Durante sua busca, Diégane cruza com diversos personagens, entre elas Siga D., uma escritora senegalesa de 60 anos, que conhece parte da história de T.C. Elimane. Ela é central na narrativa, uma referência para os escritores negros na Europa, quase um arquétipo materno. São muitos outro os personagens significativos que o leitor encontrará nesta obra, quase todos ligados direta ou indiretamente ao mundo literário. Cada um deles é retratado com maestria e tem seu lugar na trama – todos foram, de algum modo, impactados pela leitura de “O labirinto do inumano”, que serve de fio condutor para as vidas que se entrelaçam.
O livro poder ser lido como uma crítica ao mundo literário, com suas normas, seus egos inflados, seus ciúmes expressos ou disfarçados, sua ânsia de glória. Mas creio que é uma leitura restrita. O texto extrapola o círculo dos autores, editores e livreiros, alcançando dilemas existenciais mais amplos, como tentei mostrar nesta apreciação.

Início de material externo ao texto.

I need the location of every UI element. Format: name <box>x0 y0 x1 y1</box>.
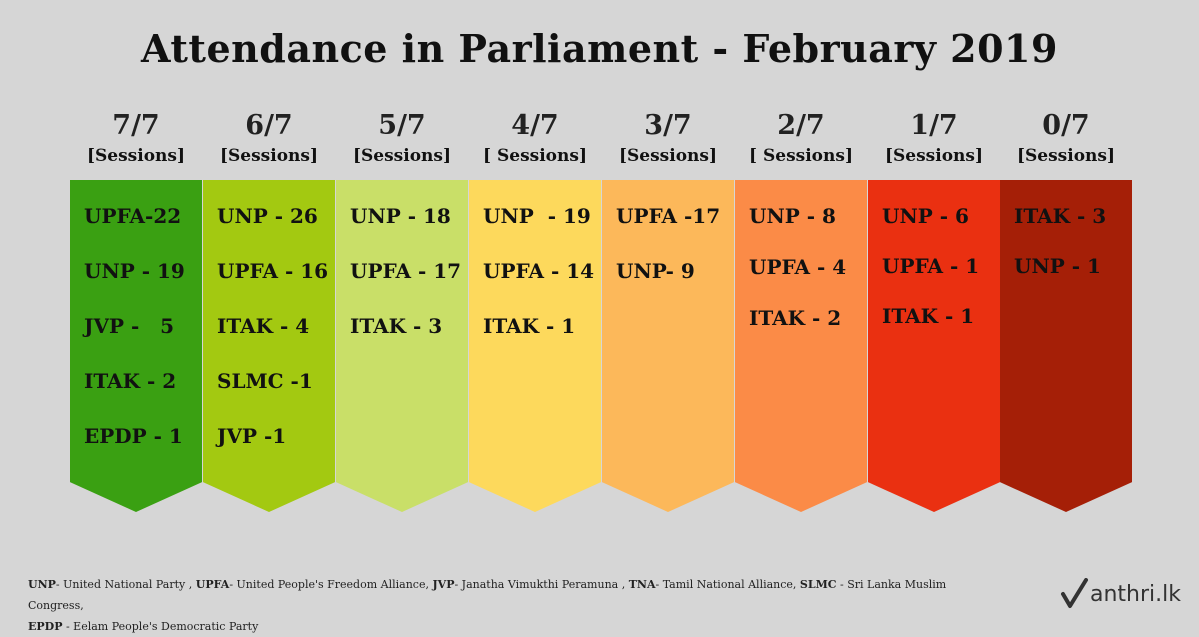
session-fraction: 3/7 <box>644 110 692 141</box>
sessions-label: [Sessions] <box>884 146 984 166</box>
party-count: JVP - 5 <box>84 314 175 338</box>
sessions-label: [Sessions] <box>86 146 186 166</box>
attendance-arrow: ITAK - 3 UNP - 1 <box>1000 180 1132 512</box>
legend-desc: - Sri Lanka Muslim Congress, <box>28 578 947 612</box>
column-header: 2/7 [ Sessions] <box>737 110 865 166</box>
attendance-arrow: UPFA -17 UNP- 9 <box>602 180 734 512</box>
party-count: UPFA - 14 <box>483 259 595 283</box>
column-header: 4/7 [ Sessions] <box>471 110 599 166</box>
legend-desc: - United National Party , <box>55 578 196 591</box>
legend-abbr: UPFA <box>195 578 230 591</box>
session-fraction: 2/7 <box>777 110 825 141</box>
party-count: UPFA - 17 <box>350 259 462 283</box>
party-count: EPDP - 1 <box>84 424 183 448</box>
column-header: 3/7 [Sessions] <box>604 110 732 166</box>
party-count: ITAK - 3 <box>350 314 443 338</box>
sessions-label: [ Sessions] <box>483 146 587 166</box>
party-count: UPFA - 1 <box>882 254 980 278</box>
party-count: UNP - 26 <box>217 204 318 228</box>
attendance-arrow: UNP - 26 UPFA - 16 ITAK - 4 SLMC -1 JVP -1 <box>203 180 335 512</box>
legend-line-2: EPDP - Eelam People's Democratic Party <box>28 616 988 637</box>
party-count: ITAK - 3 <box>1014 204 1107 228</box>
column-header: 1/7 [Sessions] <box>870 110 998 166</box>
sessions-label: [Sessions] <box>219 146 319 166</box>
attendance-arrow: UNP - 19 UPFA - 14 ITAK - 1 <box>469 180 601 512</box>
session-fraction: 0/7 <box>1042 110 1090 141</box>
party-count: UNP - 19 <box>483 204 591 228</box>
session-fraction: 6/7 <box>245 110 293 141</box>
sessions-label: [Sessions] <box>618 146 718 166</box>
column-header: 0/7 [Sessions] <box>1002 110 1130 166</box>
sessions-label: [Sessions] <box>352 146 452 166</box>
party-count: UNP - 19 <box>84 259 185 283</box>
party-count: UPFA -17 <box>616 204 721 228</box>
session-fraction: 5/7 <box>378 110 426 141</box>
logo-text: anthri.lk <box>1090 581 1181 607</box>
legend-abbr: JVP <box>432 578 455 591</box>
party-count: ITAK - 2 <box>84 369 177 393</box>
party-count: UNP - 6 <box>882 204 969 228</box>
party-count: ITAK - 1 <box>483 314 576 338</box>
party-count: ITAK - 2 <box>749 306 842 330</box>
party-count: UPFA - 16 <box>217 259 329 283</box>
attendance-arrow: UPFA-22 UNP - 19 JVP - 5 ITAK - 2 EPDP - 1 <box>70 180 202 512</box>
party-count: ITAK - 1 <box>882 304 975 328</box>
sessions-label: [ Sessions] <box>749 146 853 166</box>
party-count: UPFA-22 <box>84 204 182 228</box>
legend-line-1: UNP- United National Party , UPFA- Unite… <box>28 574 988 616</box>
column-header: 7/7 [Sessions] <box>72 110 200 166</box>
legend-desc: - Eelam People's Democratic Party <box>62 620 259 633</box>
column-header: 5/7 [Sessions] <box>338 110 466 166</box>
legend-desc: - Janatha Vimukthi Peramuna , <box>454 578 629 591</box>
party-count: JVP -1 <box>217 424 287 448</box>
legend-desc: - Tamil National Alliance, <box>655 578 800 591</box>
party-count: UNP- 9 <box>616 259 695 283</box>
party-count: UNP - 8 <box>749 204 836 228</box>
party-count: ITAK - 4 <box>217 314 310 338</box>
column-header: 6/7 [Sessions] <box>205 110 333 166</box>
party-count: UPFA - 4 <box>749 255 847 279</box>
legend-abbr: TNA <box>628 578 656 591</box>
session-fraction: 4/7 <box>511 110 559 141</box>
legend-abbr: SLMC <box>799 578 837 591</box>
attendance-arrow: UNP - 18 UPFA - 17 ITAK - 3 <box>336 180 468 512</box>
legend-abbr: UNP <box>28 578 56 591</box>
party-count: SLMC -1 <box>217 369 313 393</box>
checkmark-m-icon <box>1061 578 1088 608</box>
manthri-logo: anthri.lk <box>1060 578 1190 610</box>
attendance-arrow: UNP - 6 UPFA - 1 ITAK - 1 <box>868 180 1000 512</box>
session-fraction: 7/7 <box>112 110 160 141</box>
legend-abbr: EPDP <box>28 620 63 633</box>
sessions-label: [Sessions] <box>1016 146 1116 166</box>
party-count: UNP - 1 <box>1014 254 1101 278</box>
party-count: UNP - 18 <box>350 204 451 228</box>
page-title: Attendance in Parliament - February 2019 <box>141 26 1058 71</box>
session-fraction: 1/7 <box>910 110 958 141</box>
attendance-arrow: UNP - 8 UPFA - 4 ITAK - 2 <box>735 180 867 512</box>
legend-desc: - United People's Freedom Alliance, <box>229 578 433 591</box>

Mohamed Mbougar Sarr nasceu em 1990 no Senegal, filho de um médico. Foi educado em uma boa escola militar de seu país e na Escola de Altos Estudos em Ciências Sociais de Paris. Mora na França e sua língua é o francês. Escreveu “A mais recôndita memória dos homens” com menos de 30 anos. Ganhou, com esse romance, o prêmio Goncourt, a mais alta honraria literária da França.